Turning to monetary conditions, domestic credit trends for the private sector remained contracted over the first nine months of the year, and are expected to become only mildly positive over the near-term. In the context of strengthening deposit growth, the liquidity in the system is therefore likely to remain elevated, keeping average deposit rates from rising. It is in this context that retail depositors particularly, are encouraged to invest more in the available medium and long-term domestic bonds of the Government. The Central Bank will target this market segment, as it works with the Government to introduce a savings bond scheme. Existing liquidity is already supporting stable to increased investments in Government instruments by financial institutions and institutional investors.

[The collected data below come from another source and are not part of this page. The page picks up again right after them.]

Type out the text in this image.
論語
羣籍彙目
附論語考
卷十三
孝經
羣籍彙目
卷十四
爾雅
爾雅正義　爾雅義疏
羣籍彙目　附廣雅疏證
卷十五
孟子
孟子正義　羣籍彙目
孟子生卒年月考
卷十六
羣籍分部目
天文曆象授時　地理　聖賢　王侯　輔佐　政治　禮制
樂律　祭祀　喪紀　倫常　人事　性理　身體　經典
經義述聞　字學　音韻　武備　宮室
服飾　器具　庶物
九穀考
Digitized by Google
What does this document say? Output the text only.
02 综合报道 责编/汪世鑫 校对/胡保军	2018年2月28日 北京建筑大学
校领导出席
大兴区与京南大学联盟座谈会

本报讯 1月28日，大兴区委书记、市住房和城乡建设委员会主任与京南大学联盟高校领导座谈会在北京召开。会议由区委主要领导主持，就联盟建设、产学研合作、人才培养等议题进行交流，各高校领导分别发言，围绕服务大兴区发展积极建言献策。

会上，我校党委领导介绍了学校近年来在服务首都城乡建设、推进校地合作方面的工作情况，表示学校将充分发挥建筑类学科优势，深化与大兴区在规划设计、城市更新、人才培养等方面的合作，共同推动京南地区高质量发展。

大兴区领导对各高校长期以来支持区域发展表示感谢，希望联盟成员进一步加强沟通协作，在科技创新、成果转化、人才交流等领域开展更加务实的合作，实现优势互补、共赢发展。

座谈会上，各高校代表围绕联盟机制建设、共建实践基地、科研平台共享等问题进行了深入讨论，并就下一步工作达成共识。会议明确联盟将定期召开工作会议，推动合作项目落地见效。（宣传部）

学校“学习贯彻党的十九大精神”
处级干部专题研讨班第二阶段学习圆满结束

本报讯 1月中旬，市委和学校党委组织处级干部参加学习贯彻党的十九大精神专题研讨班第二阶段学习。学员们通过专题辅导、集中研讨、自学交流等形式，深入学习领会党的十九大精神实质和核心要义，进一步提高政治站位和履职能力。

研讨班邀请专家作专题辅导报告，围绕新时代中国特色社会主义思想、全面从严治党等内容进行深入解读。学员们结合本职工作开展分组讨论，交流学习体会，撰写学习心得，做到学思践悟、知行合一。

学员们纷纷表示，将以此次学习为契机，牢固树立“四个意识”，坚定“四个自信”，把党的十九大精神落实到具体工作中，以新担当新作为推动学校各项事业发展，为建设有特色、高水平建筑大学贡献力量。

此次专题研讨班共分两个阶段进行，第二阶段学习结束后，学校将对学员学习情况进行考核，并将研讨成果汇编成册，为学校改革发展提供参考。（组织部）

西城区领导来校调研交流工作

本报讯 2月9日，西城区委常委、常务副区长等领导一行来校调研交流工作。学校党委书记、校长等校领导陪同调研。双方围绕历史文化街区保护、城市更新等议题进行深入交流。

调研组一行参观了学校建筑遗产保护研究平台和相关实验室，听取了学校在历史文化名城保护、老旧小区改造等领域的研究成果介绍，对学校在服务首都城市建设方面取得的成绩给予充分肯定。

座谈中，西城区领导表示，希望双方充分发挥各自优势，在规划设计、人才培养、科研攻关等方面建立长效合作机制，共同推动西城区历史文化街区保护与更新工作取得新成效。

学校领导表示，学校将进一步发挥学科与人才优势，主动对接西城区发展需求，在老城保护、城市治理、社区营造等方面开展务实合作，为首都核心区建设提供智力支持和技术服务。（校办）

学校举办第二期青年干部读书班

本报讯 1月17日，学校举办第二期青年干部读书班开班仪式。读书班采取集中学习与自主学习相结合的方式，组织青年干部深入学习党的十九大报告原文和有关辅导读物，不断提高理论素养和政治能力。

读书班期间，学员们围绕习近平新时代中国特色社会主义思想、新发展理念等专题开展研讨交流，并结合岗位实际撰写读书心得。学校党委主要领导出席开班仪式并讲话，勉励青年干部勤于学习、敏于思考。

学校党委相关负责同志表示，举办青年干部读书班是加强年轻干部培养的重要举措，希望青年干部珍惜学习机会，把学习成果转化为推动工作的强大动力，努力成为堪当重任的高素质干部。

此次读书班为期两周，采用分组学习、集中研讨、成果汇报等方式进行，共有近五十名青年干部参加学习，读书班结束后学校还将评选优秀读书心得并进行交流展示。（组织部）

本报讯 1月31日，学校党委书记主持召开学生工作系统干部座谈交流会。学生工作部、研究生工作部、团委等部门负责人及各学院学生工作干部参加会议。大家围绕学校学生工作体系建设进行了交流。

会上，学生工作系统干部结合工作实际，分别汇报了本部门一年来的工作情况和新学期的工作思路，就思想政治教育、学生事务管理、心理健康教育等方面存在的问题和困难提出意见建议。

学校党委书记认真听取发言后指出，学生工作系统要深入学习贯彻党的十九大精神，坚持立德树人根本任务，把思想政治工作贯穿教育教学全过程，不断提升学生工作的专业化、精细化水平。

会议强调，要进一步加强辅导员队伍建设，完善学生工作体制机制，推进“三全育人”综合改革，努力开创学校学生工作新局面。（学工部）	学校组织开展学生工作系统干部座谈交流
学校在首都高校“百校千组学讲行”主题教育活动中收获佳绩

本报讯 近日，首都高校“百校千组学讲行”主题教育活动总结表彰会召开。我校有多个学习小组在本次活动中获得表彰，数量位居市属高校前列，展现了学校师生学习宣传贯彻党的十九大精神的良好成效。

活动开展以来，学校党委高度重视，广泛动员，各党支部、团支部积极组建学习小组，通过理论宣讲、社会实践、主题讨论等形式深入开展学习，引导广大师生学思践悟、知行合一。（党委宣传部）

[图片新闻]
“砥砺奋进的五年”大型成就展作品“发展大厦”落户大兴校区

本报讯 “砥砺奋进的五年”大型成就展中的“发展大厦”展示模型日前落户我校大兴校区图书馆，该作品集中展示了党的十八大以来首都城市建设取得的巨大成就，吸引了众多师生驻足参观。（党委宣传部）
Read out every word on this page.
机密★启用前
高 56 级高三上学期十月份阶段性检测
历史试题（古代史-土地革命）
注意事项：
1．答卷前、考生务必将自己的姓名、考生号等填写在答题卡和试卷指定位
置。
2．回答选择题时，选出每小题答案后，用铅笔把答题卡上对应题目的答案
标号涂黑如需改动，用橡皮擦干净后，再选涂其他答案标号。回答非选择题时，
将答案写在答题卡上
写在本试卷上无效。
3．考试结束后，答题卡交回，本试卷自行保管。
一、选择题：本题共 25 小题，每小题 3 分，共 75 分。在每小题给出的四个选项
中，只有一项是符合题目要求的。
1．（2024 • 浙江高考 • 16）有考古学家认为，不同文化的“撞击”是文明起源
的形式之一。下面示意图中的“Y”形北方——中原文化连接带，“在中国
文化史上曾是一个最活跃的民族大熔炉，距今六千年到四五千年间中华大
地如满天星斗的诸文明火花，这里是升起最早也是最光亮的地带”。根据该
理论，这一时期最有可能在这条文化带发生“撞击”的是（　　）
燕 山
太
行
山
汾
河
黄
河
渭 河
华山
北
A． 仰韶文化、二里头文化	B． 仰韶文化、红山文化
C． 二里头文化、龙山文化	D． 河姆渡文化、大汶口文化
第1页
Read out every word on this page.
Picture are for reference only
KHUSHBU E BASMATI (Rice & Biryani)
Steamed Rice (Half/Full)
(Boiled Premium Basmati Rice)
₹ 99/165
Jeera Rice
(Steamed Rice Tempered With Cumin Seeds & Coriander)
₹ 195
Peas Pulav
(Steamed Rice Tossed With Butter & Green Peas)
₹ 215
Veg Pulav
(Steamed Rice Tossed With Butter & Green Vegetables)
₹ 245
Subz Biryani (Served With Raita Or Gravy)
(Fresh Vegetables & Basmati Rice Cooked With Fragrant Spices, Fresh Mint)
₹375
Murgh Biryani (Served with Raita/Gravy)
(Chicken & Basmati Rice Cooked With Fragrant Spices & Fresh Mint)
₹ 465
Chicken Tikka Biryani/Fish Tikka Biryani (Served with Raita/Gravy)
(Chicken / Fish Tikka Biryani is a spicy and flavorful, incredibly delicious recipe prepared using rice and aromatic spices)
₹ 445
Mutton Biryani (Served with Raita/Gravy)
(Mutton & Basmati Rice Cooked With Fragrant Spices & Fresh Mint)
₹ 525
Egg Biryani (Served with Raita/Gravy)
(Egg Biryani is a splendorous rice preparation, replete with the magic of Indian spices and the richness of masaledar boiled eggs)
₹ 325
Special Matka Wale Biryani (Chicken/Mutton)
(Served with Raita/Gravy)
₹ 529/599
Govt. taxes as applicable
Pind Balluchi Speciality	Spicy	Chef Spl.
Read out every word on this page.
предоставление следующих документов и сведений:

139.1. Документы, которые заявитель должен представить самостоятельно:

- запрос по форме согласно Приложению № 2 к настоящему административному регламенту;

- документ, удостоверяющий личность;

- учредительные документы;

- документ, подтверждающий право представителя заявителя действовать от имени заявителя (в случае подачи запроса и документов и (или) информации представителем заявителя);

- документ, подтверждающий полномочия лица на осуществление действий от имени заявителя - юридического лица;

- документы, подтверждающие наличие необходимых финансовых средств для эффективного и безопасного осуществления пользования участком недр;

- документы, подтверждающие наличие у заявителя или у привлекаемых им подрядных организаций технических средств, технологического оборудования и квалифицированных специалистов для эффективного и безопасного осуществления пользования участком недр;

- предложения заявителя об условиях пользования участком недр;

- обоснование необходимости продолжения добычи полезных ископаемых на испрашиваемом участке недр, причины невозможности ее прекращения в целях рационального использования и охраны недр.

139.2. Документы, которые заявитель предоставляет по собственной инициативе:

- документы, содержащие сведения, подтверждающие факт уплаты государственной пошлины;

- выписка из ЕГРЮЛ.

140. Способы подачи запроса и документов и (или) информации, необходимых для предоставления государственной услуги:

As to credit quality, an improving trend has also been established. The delinquency rate on private sector credit has declined gradually over the course of 2022. In this context the Central Bank also continues to deliberately target significant medium-term reduction in delinquencies. Tackling the delinquency rate and increasing the pool of qualified borrowers, which are both favourably influenced by overall economic conditions, are important to stimulating more lending.
While continuing to manage the downside risk to the economy, this takes me to highlighting three important policies which the Central Bank has either signalled or is about to announce.
The first is the expanded scope for banks and credit unions to lend to the private sector, against more relaxed debt service thresholds and less stringent down payment requirements. Although within lending institutions’ overall credit risk management practices this change is only expected to have a small impact on total credit trends, it gives lenders more flexibility within which to identify credit worthy borrowers.
The second policy change is the announced limited window in which domestic investors can purchase Bahamas Government foreign currency bonds, without having to pay the 5 percent investment currency market premium. Net capacity exists both within the external reserves and within the recovered levels of gross foreign exchange flows for such limited duration outflows. The Central Bank, however, is closely monitoring market demand response and will continually assess if and when a cutoff should be imposed.
Third, in relation to domestic money services, the Central Bank is lifting the moratorium on new applications for licenses to offer money transmission and payments services. With pandemic conditions abated, this sub-sector is in a better position to establish a stable footing and provide expanded services to the Bahamian public. While money services activities could benefit from some consolidation over medium-term, however, this sector can also begin to profit from innovative, viable and sound new business models—though in keeping with strong financial inclusion outcomes.
Returning to the outlook and monetary policy, the outlook remains sustainable for the foreign reserves and the Bahamian dollar currency peg. Also, there remains a strong recovery element in growth for both 2022 and 2023, associated with pent-up demand for travel. This is net of the projected slowdown in the global economy, as leading central banks increase interest rates to neutralize inflation; and as energy prices stay elevated, largely due to the war in Ukraine. The downside economic risks, continue to warrant a prudent, measured approach to foreign exchange market policies. However, accommodating increased private sector lending and increased domestic financing of the fiscal deficit are also compatible with this approach.